I watch him from the rim, hear his voice
trail a statement “MAN ISSSSSSSSSS . . . . . . . . ”
as he disappears into dot-hood.
The Poets—Anne Waldman, me, “all The Poets”—float
in interstellar space—a substance I
can touch, a fine sheen. & then I’m up against the sun,
its soft orange neon glow. “THE SUN,” I say, “IS BIG!”
Pause, a chair sails silent past me & into solar radiance.
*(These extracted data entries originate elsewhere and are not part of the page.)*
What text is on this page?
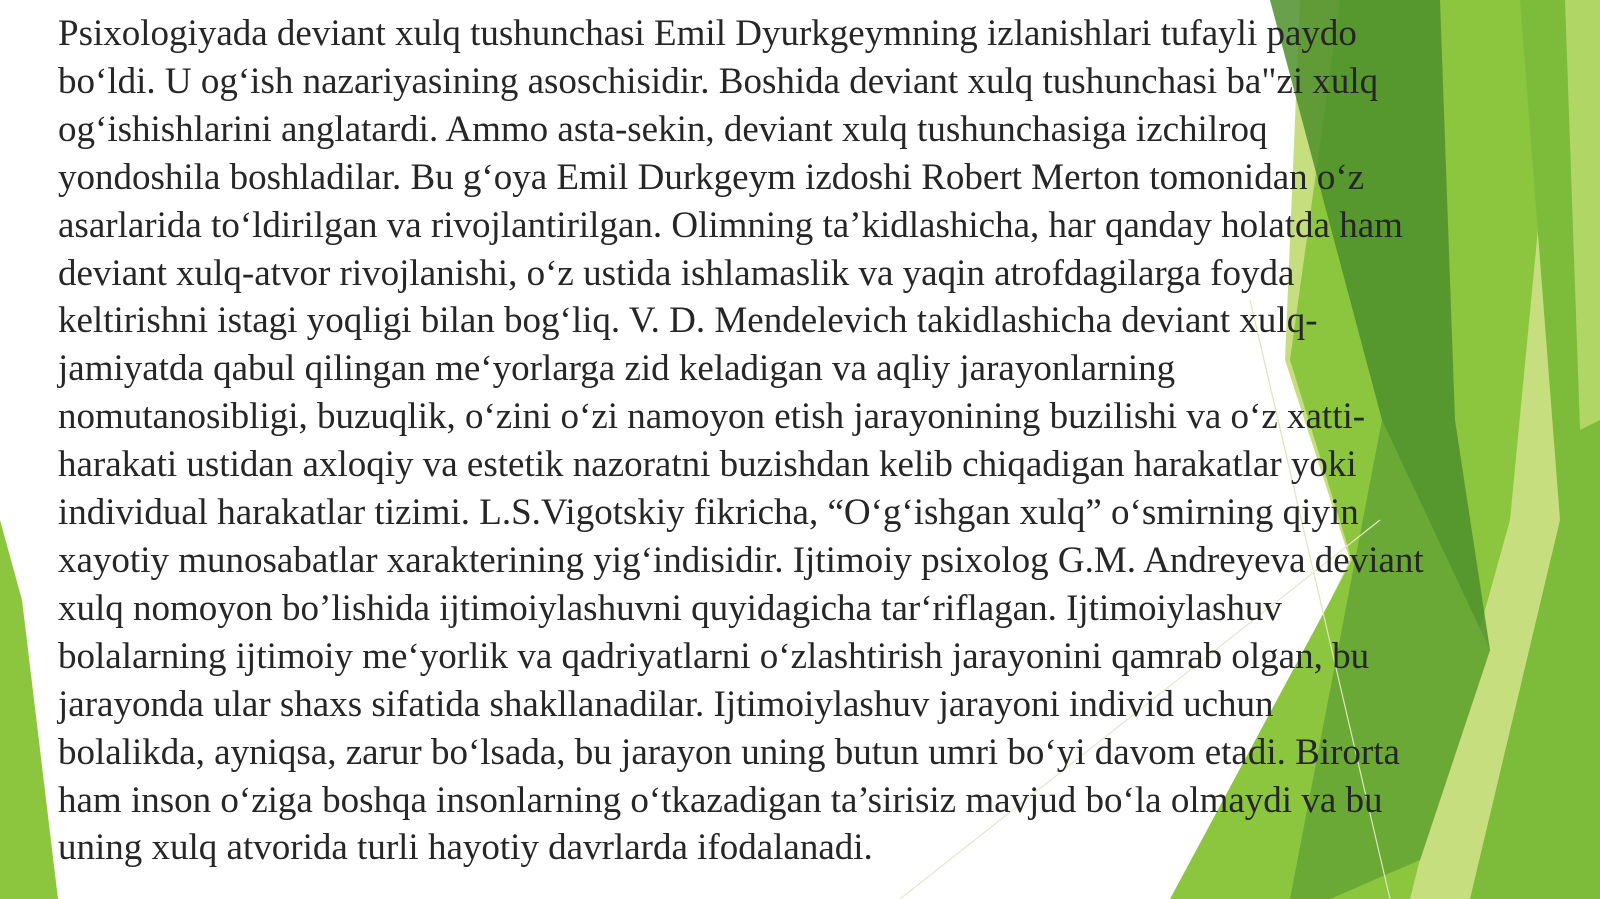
Psixologiyada deviant xulq tushunchasi Emil Dyurkgeymning izlanishlari tufayli paydo
bo‘ldi. U og‘ish nazariyasining asoschisidir. Boshida deviant xulq tushunchasi ba"zi xulq
og‘ishishlarini anglatardi. Ammo asta-sekin, deviant xulq tushunchasiga izchilroq
yondoshila boshladilar. Bu g‘oya Emil Durkgeym izdoshi Robert Merton tomonidan o‘z
asarlarida to‘ldirilgan va rivojlantirilgan. Olimning ta’kidlashicha, har qanday holatda ham
deviant xulq-atvor rivojlanishi, o‘z ustida ishlamaslik va yaqin atrofdagilarga foyda
keltirishni istagi yoqligi bilan bog‘liq. V. D. Mendelevich takidlashicha deviant xulq-
jamiyatda qabul qilingan me‘yorlarga zid keladigan va aqliy jarayonlarning
nomutanosibligi, buzuqlik, o‘zini o‘zi namoyon etish jarayonining buzilishi va o‘z xatti-
harakati ustidan axloqiy va estetik nazoratni buzishdan kelib chiqadigan harakatlar yoki
individual harakatlar tizimi. L.S.Vigotskiy fikricha, “O‘g‘ishgan xulq” o‘smirning qiyin
xayotiy munosabatlar xarakterining yig‘indisidir. Ijtimoiy psixolog G.M. Andreyeva deviant
xulq nomoyon bo’lishida ijtimoiylashuvni quyidagicha tar‘riflagan. Ijtimoiylashuv
bolalarning ijtimoiy me‘yorlik va qadriyatlarni o‘zlashtirish jarayonini qamrab olgan, bu
jarayonda ular shaxs sifatida shakllanadilar. Ijtimoiylashuv jarayoni individ uchun
bolalikda, ayniqsa, zarur bo‘lsada, bu jarayon uning butun umri bo‘yi davom etadi. Birorta
ham inson o‘ziga boshqa insonlarning o‘tkazadigan ta’sirisiz mavjud bo‘la olmaydi va bu
uning xulq atvorida turli hayotiy davrlarda ifodalanadi.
“CHAIR INTO SUN!” I remark (a parody of big
poetical remark).
Then I am back on Earth,
speed-skating on the “Power-Cones.”
—from This 8 (1977); see also Portrait and Dream, p. 154
I had come to New York with a purpose—to visit Ted Greenwald, whose health had been failing (see here), and to make contact with people and see art (see here). I was not expecting to see Bill, whom I knew had been living partly in New York but whom I had not seen for some time (not since we read at MOCAD in Detroit, an event so poorly framed and executed—not by Bill, of course, who sounded great—that I only remember it with displeasure). One of my contacts mentioned that Bill would be reading with Kyle Schlesinger at a gallery in Chelsea, and sent an email with time and place, to begin at 5:30. (The date was 7 May 2016, at the Nancy Margolis Gallery, an internet search reveals.) After concluding my visit with Ted, I headed for Chelsea to finish my storm tour of galleries and then attend the reading. In the spirit of seeing art, I thought I would see Bill and Kyle—as persons, but also as art. At some point quickly I ran out of interest in the gallery world, though I did see some very high-end art (Haim Steinbach, Bruce Conner, Thornton Willis, Carmen Herrera, Cindy Sherman, and Anish Kapoor). With about an hour of time to kill, I stopped in at the small tapas bar below 23rd Street (Tia Pol on 10th Avenue) and ordered a cold fino and tapa. Sitting next to me was a serious looking woman doing the same; we got to talking and I learned that she was a psychiatrist with a career in brain injuries. Without moving into the topic too quickly, I eventually brought up my friend H— W— and her visual hallucinations. What might a diagnosis for such a phenomenon be? From extensive clinical experience, she thought it might involve a brain lesion, not simply psychosis. Interesting. We continued the conversation until I saw that it was time to go to make the reading: 5:30 as planned.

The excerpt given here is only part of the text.